緑の季節【第二部】
マンションに着くと、覚士は荷物を持って部屋へと帰った。
「何が入ってるのか、思ったより重いねえ」
「女の子の必須アイテム。ごめんなさい」
どこか沙耶香の笑顔に誤魔化されているような、そんな気さえしながらも覚士は少し楽しんでいた。

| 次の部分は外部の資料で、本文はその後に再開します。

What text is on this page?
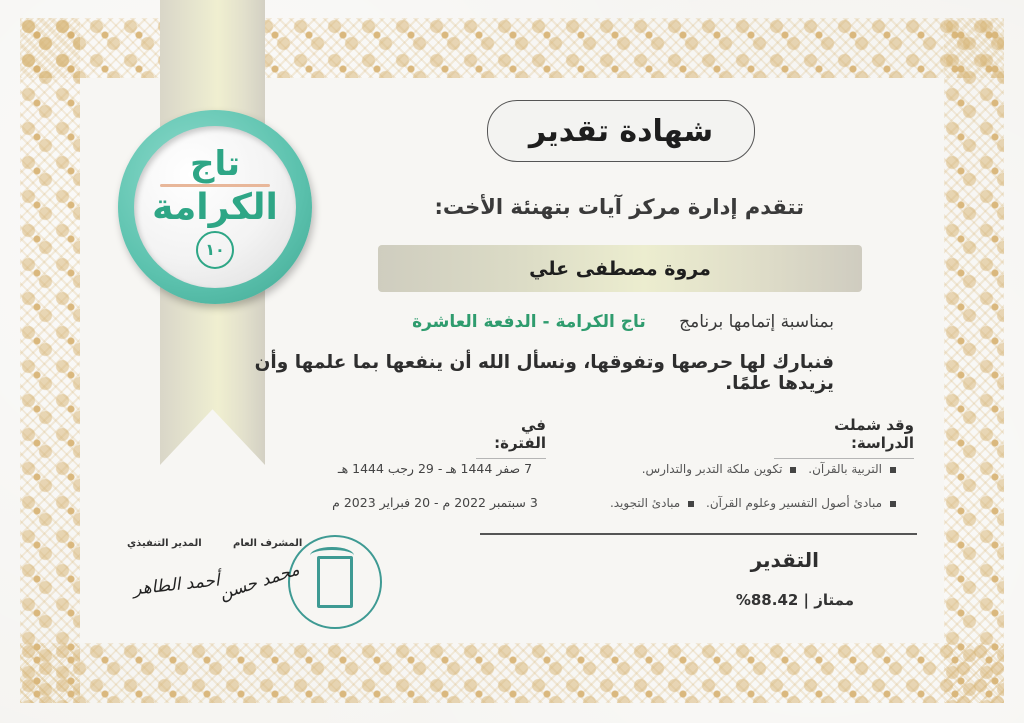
تاج
الكرامة
١٠
شهادة تقدير
تتقدم إدارة مركز آيات بتهنئة الأخت:
مروة مصطفى علي
بمناسبة إتمامها برنامج تاج الكرامة - الدفعة العاشرة
فنبارك لها حرصها وتفوقها، ونسأل الله أن ينفعها بما علمها وأن يزيدها علمًا.
وقد شملت الدراسة:
في الفترة:
التربية بالقرآن. تكوين ملكة التدبر والتدارس.
مبادئ أصول التفسير وعلوم القرآن. مبادئ التجويد.
7 صفر 1444 هـ - 29 رجب 1444 هـ
3 سبتمبر 2022 م - 20 فبراير 2023 م
التقدير
ممتاز | 88.42%
المشرف العام
المدير التنفيذي
محمد حسن
أحمد الطاهر
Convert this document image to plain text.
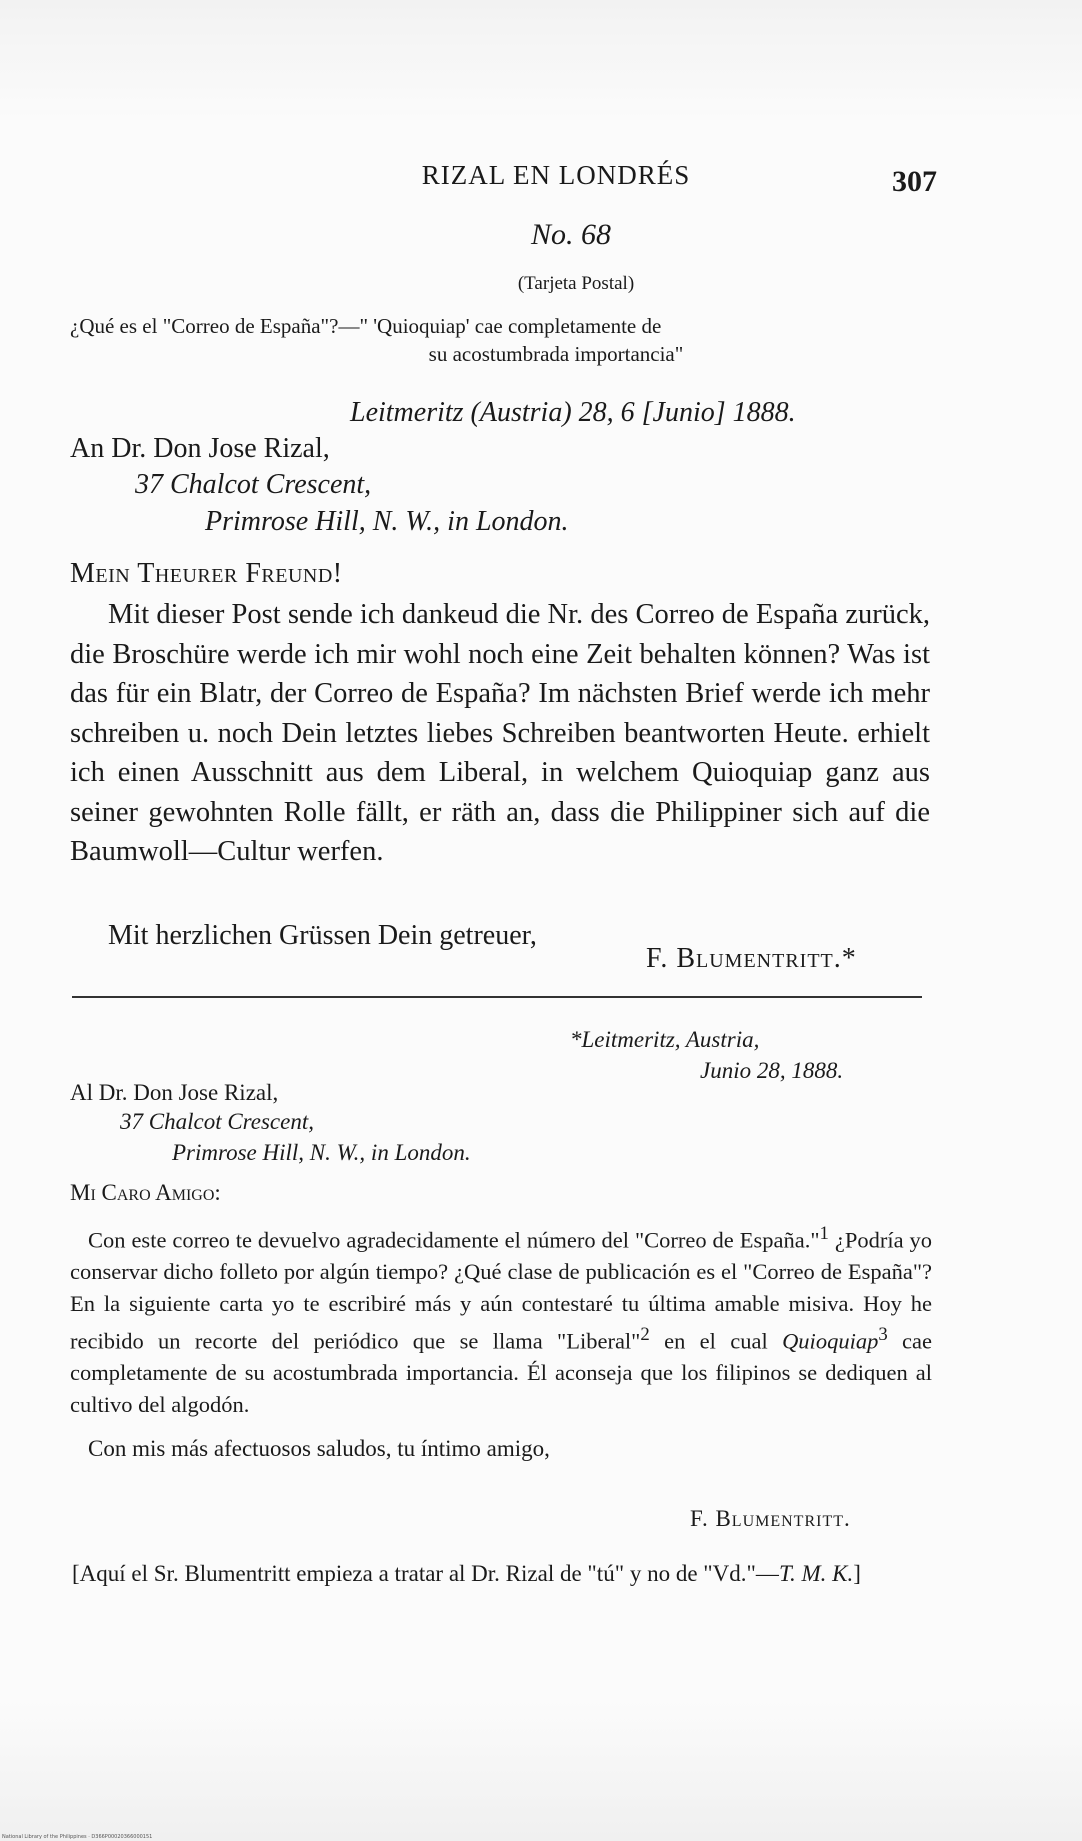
RIZAL EN LONDRÉS	307
No. 68
(Tarjeta Postal)
¿Qué es el "Correo de España"?—" 'Quioquiap' cae completamente de
su acostumbrada importancia"
Leitmeritz (Austria) 28, 6 [Junio] 1888.
An Dr. Don Jose Rizal,
37 Chalcot Crescent,
Primrose Hill, N. W., in London.
Mein Theurer Freund!
Mit dieser Post sende ich dankeud die Nr. des Correo de España zurück, die Broschüre werde ich mir wohl noch eine Zeit behalten können? Was ist das für ein Blatr, der Correo de España? Im nächsten Brief werde ich mehr schreiben u. noch Dein letztes liebes Schreiben beantworten Heute. erhielt ich einen Ausschnitt aus dem Liberal, in welchem Quioquiap ganz aus seiner gewohnten Rolle fällt, er räth an, dass die Philippiner sich auf die Baumwoll—Cultur werfen.
Mit herzlichen Grüssen Dein getreuer,
F. Blumentritt.*
*Leitmeritz, Austria,
Junio 28, 1888.
Al Dr. Don Jose Rizal,
37 Chalcot Crescent,
Primrose Hill, N. W., in London.
Mi Caro Amigo:
Con este correo te devuelvo agradecidamente el número del "Correo de España."$^1$ ¿Podría yo conservar dicho folleto por algún tiempo? ¿Qué clase de publicación es el "Correo de España"? En la siguiente carta yo te escribiré más y aún contestaré tu última amable misiva. Hoy he recibido un recorte del periódico que se llama "Liberal"$^2$ en el cual Quioquiap$^3$ cae completamente de su acostumbrada importancia. Él aconseja que los filipinos se dediquen al cultivo del algodón.
Con mis más afectuosos saludos, tu íntimo amigo,
F. Blumentritt.
[Aquí el Sr. Blumentritt empieza a tratar al Dr. Rizal de "tú" y no de "Vd."—T. M. K.]
National Library of the Philippines · D366P00020366000151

「ただいまー。お邪魔します。お世話になります」と、沙耶香。
さっそく荷物を開けていた沙耶香は「シャワー借りていいですか?」と遠慮がちに聞いた。
「どうぞ。あっでも足濡らさないようにしないとね」
沙耶香は、シャワーキャップを足にはめ、足首をゴムで留めて浴室へと入って行った。
シャワーを使う水音に覚士は、とくに見る当てもないテレビのスイッチを入れた。
(焦るくらいならこんなことしなけりゃいいのに)
ふっと息をつきながら思った。
カチャ・・
沙耶香がリビングに現れた。
大きなバックプリントの入ったクリーム色のスエットにピンク色のタオルを首に掛け、
まだ濡れ髪がきらきらしていた。
さほど化粧が濃いわけではなかったが、やはり化粧をしていない顔は少し幼く、その頬の紅潮がまた違う化粧のようにも見えた。
「ありがとうございました」
「さっぱりできた?髪、乾かさないと風邪引くよ。洗面所のドライヤー使っていいから」
沙耶香は、洗面所に戻り、髪を乾かして戻ってきた。
いざ、ふたりで過ごすことになると、会話も少なくなり、空気の音が聞こえそうな空間だった。
「今夜は、僕は奥で寝ることにしたから、ここで好きな時に休んでくれればいいからね。
おやすみ」
「あっはい。おやすみなさい」
覚士は、隣の部屋へと入って行った。